Within many factories and industrial plants, Temperature Transmitters are becoming increasingly popular instruments.
Just as with any other measuring instruments, it is important that they are regularly calibrated so that they can perform their functions and provide accurate readings. In this article, we will discuss how that calibration process can be achieved.
But before we get there, let us just discuss –
What is a Temperature Transmitter?
To ensure that this article will discuss the calibration of the types of instruments you are dealing with, let us briefly clarify what a temperature transmitter is.
Temperature Transmitters work to assist in the monitoring of temperature in a remote process. They convert temperature readings to a signal that can be transmitted to a range of instruments that convert the signal to data that can be read and recorded.
Because of the nature of both of their operation and the fact that they essentially transmit data, it is important they are correctly calibrated so they are as accurate as possible.
How to Calibrate a Temperature Transmitter
So now we know what we are talking about, and why it’s important to calibrate it, the next stage is to discuss the calibration process itself!
We should note at this stage that there is not a universal method that will cover the calibration of all Temperature Transmitter devices. There are quite simply too many devices from different manufactures on the market to make that claim.
Instead, we will discuss a more general-purpose guide that covers the basics of the calibration process for this instrument. If in doubt, it is highly recommended that you refer to the original instructions of your transmitter, that you contact the original manufacturer for advice and guidance or that your consult a professional calibration company.
So just as with any other process, the first thing to do of course is to gather all of the equipment and materials that will be required for the job.
As we discussed above, this equipment list could alter slightly depending on the specifics of your own transmitter. As a general rule of thumb however, you will require:
- A digital Voltmeter rated to 1mv. This is the key piece of equipment in the calibration process so it should be a model with as high a degree of accuracy as you can find.
- A power source, of a voltage of the same level used to power the transmitter.
- A Resistance Decade Box. Again, this should be a model with the highest precision you can find.
- You will need to remove the housing cover on the transmitters, so you will also need suitable tools for his, i.e. screwdrivers or wrenches.
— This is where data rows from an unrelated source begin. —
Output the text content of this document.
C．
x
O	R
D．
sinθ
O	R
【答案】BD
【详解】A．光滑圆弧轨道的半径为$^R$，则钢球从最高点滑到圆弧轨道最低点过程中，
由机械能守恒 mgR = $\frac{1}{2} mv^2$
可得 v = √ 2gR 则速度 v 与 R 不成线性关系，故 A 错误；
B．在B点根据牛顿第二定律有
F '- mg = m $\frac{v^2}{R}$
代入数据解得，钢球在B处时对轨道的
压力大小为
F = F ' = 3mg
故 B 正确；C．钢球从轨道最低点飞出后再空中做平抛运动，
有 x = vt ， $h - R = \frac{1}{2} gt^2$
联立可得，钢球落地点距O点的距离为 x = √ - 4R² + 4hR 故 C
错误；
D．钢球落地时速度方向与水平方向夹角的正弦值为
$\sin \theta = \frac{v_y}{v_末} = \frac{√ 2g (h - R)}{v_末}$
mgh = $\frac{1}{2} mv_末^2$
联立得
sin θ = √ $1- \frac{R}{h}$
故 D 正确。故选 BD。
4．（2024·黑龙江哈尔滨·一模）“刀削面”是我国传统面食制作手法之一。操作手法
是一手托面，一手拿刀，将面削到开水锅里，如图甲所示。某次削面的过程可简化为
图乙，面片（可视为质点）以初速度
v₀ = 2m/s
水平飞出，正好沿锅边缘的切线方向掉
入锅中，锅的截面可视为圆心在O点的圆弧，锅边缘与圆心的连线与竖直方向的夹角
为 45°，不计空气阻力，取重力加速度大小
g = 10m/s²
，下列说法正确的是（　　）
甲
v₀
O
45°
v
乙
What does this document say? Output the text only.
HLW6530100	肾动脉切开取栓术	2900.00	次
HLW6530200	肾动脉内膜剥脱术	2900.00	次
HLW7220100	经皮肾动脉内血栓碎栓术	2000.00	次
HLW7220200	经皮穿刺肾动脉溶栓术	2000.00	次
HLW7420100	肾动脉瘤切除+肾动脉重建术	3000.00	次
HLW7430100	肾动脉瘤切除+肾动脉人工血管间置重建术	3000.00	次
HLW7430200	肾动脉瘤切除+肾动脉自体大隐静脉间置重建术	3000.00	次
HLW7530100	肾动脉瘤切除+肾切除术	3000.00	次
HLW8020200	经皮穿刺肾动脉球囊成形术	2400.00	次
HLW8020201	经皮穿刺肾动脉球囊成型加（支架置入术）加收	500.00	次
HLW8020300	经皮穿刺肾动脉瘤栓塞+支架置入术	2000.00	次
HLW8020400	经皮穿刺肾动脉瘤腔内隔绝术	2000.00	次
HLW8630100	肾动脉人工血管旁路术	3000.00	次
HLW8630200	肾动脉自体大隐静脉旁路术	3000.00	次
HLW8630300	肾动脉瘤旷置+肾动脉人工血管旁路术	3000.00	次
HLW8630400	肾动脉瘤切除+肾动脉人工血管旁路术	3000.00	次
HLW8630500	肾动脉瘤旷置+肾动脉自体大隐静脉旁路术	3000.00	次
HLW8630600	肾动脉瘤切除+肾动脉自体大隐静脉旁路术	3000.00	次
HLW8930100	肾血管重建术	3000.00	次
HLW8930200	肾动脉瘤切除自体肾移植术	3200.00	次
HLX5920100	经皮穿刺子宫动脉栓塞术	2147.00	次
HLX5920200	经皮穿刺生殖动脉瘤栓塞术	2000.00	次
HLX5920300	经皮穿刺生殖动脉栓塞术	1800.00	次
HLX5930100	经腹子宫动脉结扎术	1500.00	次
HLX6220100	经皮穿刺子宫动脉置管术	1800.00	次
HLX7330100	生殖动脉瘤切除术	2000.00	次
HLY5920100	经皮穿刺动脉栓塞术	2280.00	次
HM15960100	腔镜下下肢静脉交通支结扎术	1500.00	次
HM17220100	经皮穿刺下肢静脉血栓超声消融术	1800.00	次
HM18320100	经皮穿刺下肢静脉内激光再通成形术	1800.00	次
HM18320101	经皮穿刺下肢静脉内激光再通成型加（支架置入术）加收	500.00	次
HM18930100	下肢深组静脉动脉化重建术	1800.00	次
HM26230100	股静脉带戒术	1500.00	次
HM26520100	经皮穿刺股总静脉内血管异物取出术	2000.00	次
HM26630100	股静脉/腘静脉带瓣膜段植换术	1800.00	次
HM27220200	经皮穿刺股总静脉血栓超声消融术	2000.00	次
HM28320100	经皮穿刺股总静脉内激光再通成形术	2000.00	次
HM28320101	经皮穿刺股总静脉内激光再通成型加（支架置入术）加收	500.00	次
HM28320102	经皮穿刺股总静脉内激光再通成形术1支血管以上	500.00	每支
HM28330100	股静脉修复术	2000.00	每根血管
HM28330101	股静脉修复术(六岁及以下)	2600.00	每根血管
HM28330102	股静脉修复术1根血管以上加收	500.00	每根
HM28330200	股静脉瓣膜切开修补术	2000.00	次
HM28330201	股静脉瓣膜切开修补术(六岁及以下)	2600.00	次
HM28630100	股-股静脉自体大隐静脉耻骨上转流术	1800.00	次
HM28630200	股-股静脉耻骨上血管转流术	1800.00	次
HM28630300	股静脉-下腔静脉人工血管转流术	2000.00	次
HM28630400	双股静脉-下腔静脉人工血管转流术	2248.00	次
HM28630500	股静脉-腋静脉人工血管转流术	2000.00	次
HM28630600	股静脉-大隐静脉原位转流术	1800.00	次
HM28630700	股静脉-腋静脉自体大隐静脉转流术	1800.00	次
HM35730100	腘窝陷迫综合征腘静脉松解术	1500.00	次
- The first step is to disconnect power, and then to remove the housing cover from the transmitter so that you can gain access to the transmitter terminal itself.
- If the transmitter has recently been operational, the RTD (Resistance Temperature Detector) may still be connected. If this is the case, disconnect it now, including all lead connections.
- Make sure that the RTD resistance is set to the required level (i.e. 0 Celsius)
- Turn the power supply on.
- On the Resistance Decade Box, set a resistance that corresponds to the required base temperature, adjusting the potentiometer on the transmitter itself until output is reading a steady 4mA.
- Repeat step 5 except this time you are setting the decade box to the resistance that corresponds with the full temperature instead of the base. Again, adjust the potentiometer on the transmitter until it reads 20mA in this instance.
- Repeat steps 5 & 6 until readings of 4 and 20mA are achieved at each respective temperature with no adjustment.
- Remove all tools, replace transmitter cover and secure into position.
Congratulations, you have calibrated your Temperature Transmitter!